Aparece otra Francia. Una Francia silenciosa. Una Francia que no polemiza, porque actúa. La de los bomberos, tanto profesionales como voluntarios. La de los alcaldes que organizan, de los CCFF que vuelven a vestir el traje naranja, de los agricultores que prestan sus medios, de las asociaciones que acogen, de las empresas que liberan a sus empleados comprometidos, de los habitantes que abren sus puertas a familias evacuadas. Esta movilización no es improvisada. No nace de la emoción. Revela una realidad más profunda: nuestro país posee aún un inmenso capital de responsabilidad colectiva.

Hemos acabado por olvidar una evidencia: una Nación se sostiene ante todo por una comunidad de responsabilidades antes de sostenerse por una suma de competencias administrativas. El Estado es indispensable. Sin embargo, nunca será suficiente. Porque ninguna administración, por eficaz que sea, reemplazará jamás a una sociedad que acepta asumir su parte de responsabilidad.

El sentido del deber no ha desaparecido. El compromiso no ha desaparecido. La solidaridad no ha desaparecido. Siguen existiendo, lejos del ruido, lejos de las posturas, allí donde se juega lo esencial.
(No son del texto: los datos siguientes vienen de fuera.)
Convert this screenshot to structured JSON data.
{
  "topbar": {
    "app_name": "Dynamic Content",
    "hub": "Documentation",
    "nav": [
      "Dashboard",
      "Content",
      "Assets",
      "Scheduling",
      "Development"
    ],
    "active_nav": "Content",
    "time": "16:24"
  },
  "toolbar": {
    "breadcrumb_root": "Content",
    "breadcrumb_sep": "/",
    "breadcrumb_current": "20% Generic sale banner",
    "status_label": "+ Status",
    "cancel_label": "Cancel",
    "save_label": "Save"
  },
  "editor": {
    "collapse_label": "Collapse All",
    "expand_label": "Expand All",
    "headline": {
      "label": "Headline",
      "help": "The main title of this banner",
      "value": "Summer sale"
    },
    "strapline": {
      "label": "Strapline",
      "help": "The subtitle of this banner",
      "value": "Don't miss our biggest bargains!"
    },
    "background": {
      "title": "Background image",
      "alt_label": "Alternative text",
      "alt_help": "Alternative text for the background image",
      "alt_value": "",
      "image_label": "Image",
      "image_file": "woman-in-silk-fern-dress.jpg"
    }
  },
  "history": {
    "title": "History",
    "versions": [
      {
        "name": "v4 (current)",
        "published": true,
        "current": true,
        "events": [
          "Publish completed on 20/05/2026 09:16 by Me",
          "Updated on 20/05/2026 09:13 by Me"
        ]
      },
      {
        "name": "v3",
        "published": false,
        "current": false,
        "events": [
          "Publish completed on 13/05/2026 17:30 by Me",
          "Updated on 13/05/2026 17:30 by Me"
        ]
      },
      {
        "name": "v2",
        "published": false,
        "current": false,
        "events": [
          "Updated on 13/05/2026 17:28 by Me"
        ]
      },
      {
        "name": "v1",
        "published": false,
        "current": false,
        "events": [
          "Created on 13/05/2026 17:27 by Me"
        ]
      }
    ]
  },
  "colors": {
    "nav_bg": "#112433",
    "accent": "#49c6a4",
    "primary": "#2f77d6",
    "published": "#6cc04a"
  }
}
Reconnaissance aérienne au-dessus des zones incendiées de Taradeau et des Arcs-sur-Argens

Aquí comienza la política.

Los incendios no son emergencias excepcionales. Se han convertido en un riesgo permanente, generalizado a escala de todo el país. No se gobierna un riesgo así con los solos reflejos de la urgencia. Exige una organización duradera de la protección de nuestro territorio.
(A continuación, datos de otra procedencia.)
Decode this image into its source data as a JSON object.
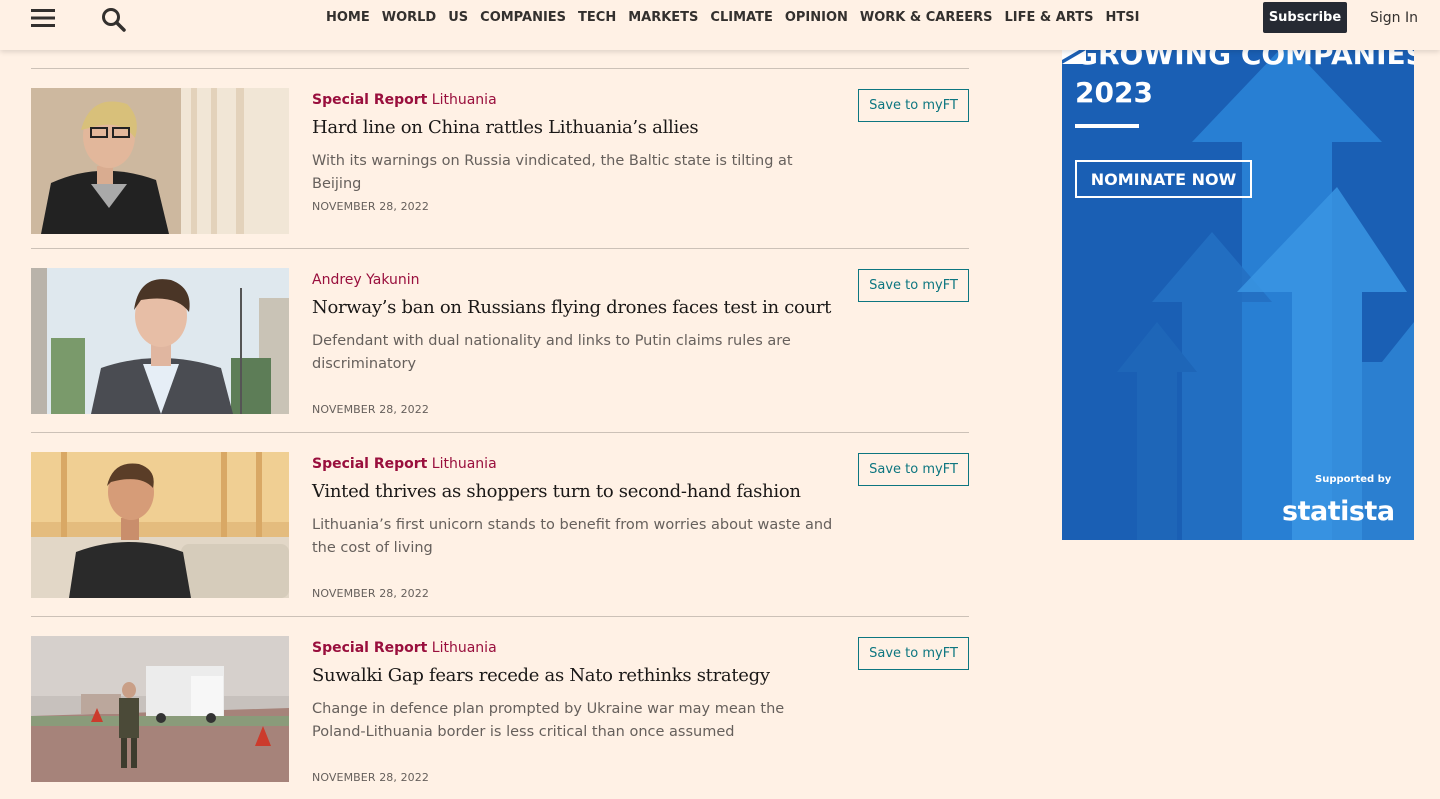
{
  "header": {
    "nav": [
      "HOME",
      "WORLD",
      "US",
      "COMPANIES",
      "TECH",
      "MARKETS",
      "CLIMATE",
      "OPINION",
      "WORK & CAREERS",
      "LIFE & ARTS",
      "HTSI"
    ],
    "subscribe_label": "Subscribe",
    "signin_label": "Sign In",
    "icons": [
      "menu-icon",
      "search-icon"
    ]
  },
  "articles": [
    {
      "kicker_report": "Special Report",
      "kicker_topic": "Lithuania",
      "headline": "Hard line on China rattles Lithuania’s allies",
      "standfirst": "With its warnings on Russia vindicated, the Baltic state is tilting at Beijing",
      "date": "NOVEMBER 28, 2022",
      "save_label": "Save to myFT"
    },
    {
      "kicker_report": "",
      "kicker_topic": "Andrey Yakunin",
      "headline": "Norway’s ban on Russians flying drones faces test in court",
      "standfirst": "Defendant with dual nationality and links to Putin claims rules are discriminatory",
      "date": "NOVEMBER 28, 2022",
      "save_label": "Save to myFT"
    },
    {
      "kicker_report": "Special Report",
      "kicker_topic": "Lithuania",
      "headline": "Vinted thrives as shoppers turn to second-hand fashion",
      "standfirst": "Lithuania’s first unicorn stands to benefit from worries about waste and the cost of living",
      "date": "NOVEMBER 28, 2022",
      "save_label": "Save to myFT"
    },
    {
      "kicker_report": "Special Report",
      "kicker_topic": "Lithuania",
      "headline": "Suwalki Gap fears recede as Nato rethinks strategy",
      "standfirst": "Change in defence plan prompted by Ukraine war may mean the Poland-Lithuania border is less critical than once assumed",
      "date": "NOVEMBER 28, 2022",
      "save_label": "Save to myFT"
    }
  ],
  "ad": {
    "title_line1": "GROWING COMPANIES",
    "title_line2": "2023",
    "cta_label": "NOMINATE NOW",
    "supported_by": "Supported by",
    "sponsor": "statista"
  },
  "colors": {
    "background": "#fff1e5",
    "kicker": "#990f3d",
    "button_teal": "#0d7680",
    "subscribe_bg": "#262a33",
    "ad_blue": "#1860b8"
  }
}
La soberanía comienza aquí. En la capacidad de una Nación para proteger a los suyos sin depender de los demás. En formar a quienes se comprometen. En producir los equipos que necesita. En invertir antes de la catástrofe en lugar de después. Defender nuestro modelo de voluntariado, reforzar nuestra flota aérea, desarrollar un sector industrial francés y europeo de seguridad civil: ya no son políticas sectoriales. Ahora son elecciones de soberanía.

En la prueba, reaparece una evidencia. La República deja de ser una arquitectura institucional. Vuelve a ser una cadena de responsabilidades. El alcalde protege, el departamento activa los auxilios, la región moviliza sus medios, el Estado coordina. Cada uno ocupa su lugar. Cada uno hace al otro más fuerte.

Dedicamos mucha energía a reparar lo que se deshace. Es necesario. Pero la primera responsabilidad política está en otra parte: proteger lo que aún hace la fuerza del país. El compromiso es una riqueza nacional. No se decreta. Se transmite. Se reconoce. Se protege.

El fuego destruye los árboles. También revela las raíces. Las raíces invisibles de Francia no son ni de piedra ni de acero.

Están hechas de compromiso, de responsabilidad y de esa convicción profundamente francesa de que el bien común es también asunto nuestro.